Il tono è molto duro, come indica il vocativo “ipocriti!”, e la domanda retorica è sferzante: “Com’è che non sapete …?” (v. 56). Luca chiama “ipocriti” coloro che non sanno operare questo discernimento del tempo: qui non si tratta quindi di chi dissimula, ma di chi fa prova di duplicità in materia di giudizio. Ciò che è colpevole è l’ignoranza di costoro, che non sanno aprire gli occhi sul proprio tempo, che non esercitano una duplice attenzione: alla natura e alla storia, per discernervi l’ora di Dio, il tempo del Signore.

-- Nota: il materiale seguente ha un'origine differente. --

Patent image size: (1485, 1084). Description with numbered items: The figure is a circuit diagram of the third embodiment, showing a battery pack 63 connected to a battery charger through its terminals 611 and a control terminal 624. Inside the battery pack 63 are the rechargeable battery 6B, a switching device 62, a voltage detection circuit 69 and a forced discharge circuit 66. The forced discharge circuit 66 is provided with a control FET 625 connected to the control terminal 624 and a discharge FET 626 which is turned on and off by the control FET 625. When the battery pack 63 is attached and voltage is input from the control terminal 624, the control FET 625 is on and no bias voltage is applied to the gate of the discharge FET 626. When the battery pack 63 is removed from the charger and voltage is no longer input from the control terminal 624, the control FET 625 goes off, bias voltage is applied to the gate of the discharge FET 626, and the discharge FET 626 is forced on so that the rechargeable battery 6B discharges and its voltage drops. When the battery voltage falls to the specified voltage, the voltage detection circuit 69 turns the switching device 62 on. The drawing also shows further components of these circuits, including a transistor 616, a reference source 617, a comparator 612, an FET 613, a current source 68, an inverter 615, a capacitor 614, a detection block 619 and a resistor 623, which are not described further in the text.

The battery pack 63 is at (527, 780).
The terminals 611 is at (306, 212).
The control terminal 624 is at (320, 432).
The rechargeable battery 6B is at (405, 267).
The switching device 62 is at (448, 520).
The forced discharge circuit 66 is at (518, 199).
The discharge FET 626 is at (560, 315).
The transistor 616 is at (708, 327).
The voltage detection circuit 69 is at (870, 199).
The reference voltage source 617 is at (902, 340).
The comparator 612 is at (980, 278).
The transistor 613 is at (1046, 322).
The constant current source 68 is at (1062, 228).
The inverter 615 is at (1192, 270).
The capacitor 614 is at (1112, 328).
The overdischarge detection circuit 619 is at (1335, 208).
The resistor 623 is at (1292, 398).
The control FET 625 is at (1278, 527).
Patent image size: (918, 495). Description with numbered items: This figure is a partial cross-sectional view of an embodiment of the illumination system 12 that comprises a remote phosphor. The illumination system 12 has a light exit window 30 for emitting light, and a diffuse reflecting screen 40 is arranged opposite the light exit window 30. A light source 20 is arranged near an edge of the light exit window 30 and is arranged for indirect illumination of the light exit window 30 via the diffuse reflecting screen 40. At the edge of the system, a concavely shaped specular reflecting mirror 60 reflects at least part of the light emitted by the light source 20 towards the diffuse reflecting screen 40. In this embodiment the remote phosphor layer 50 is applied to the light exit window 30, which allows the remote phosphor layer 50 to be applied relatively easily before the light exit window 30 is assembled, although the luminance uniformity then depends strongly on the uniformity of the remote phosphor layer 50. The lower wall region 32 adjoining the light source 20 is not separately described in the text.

Segue una nuova domanda retorica e critica: “Perché non riuscite voi stessi a discernere ciò che è giusto?” (v. 57). A un primo livello, Gesù non dice esplicitamente che riconoscere “ciò che è giusto” significa fare una scelta radicale per lui; può trattarsi semplicemente della contrapposizione tra i fenomeni – che gli uditori di Gesù sanno interpretare – e i giusti rapporti fra gli uomini, la giustizia sociale che chiede impegno e lotta: sono ipocriti perché, pur sapendo ciò che è giusto, non si coinvolgono per attuarlo.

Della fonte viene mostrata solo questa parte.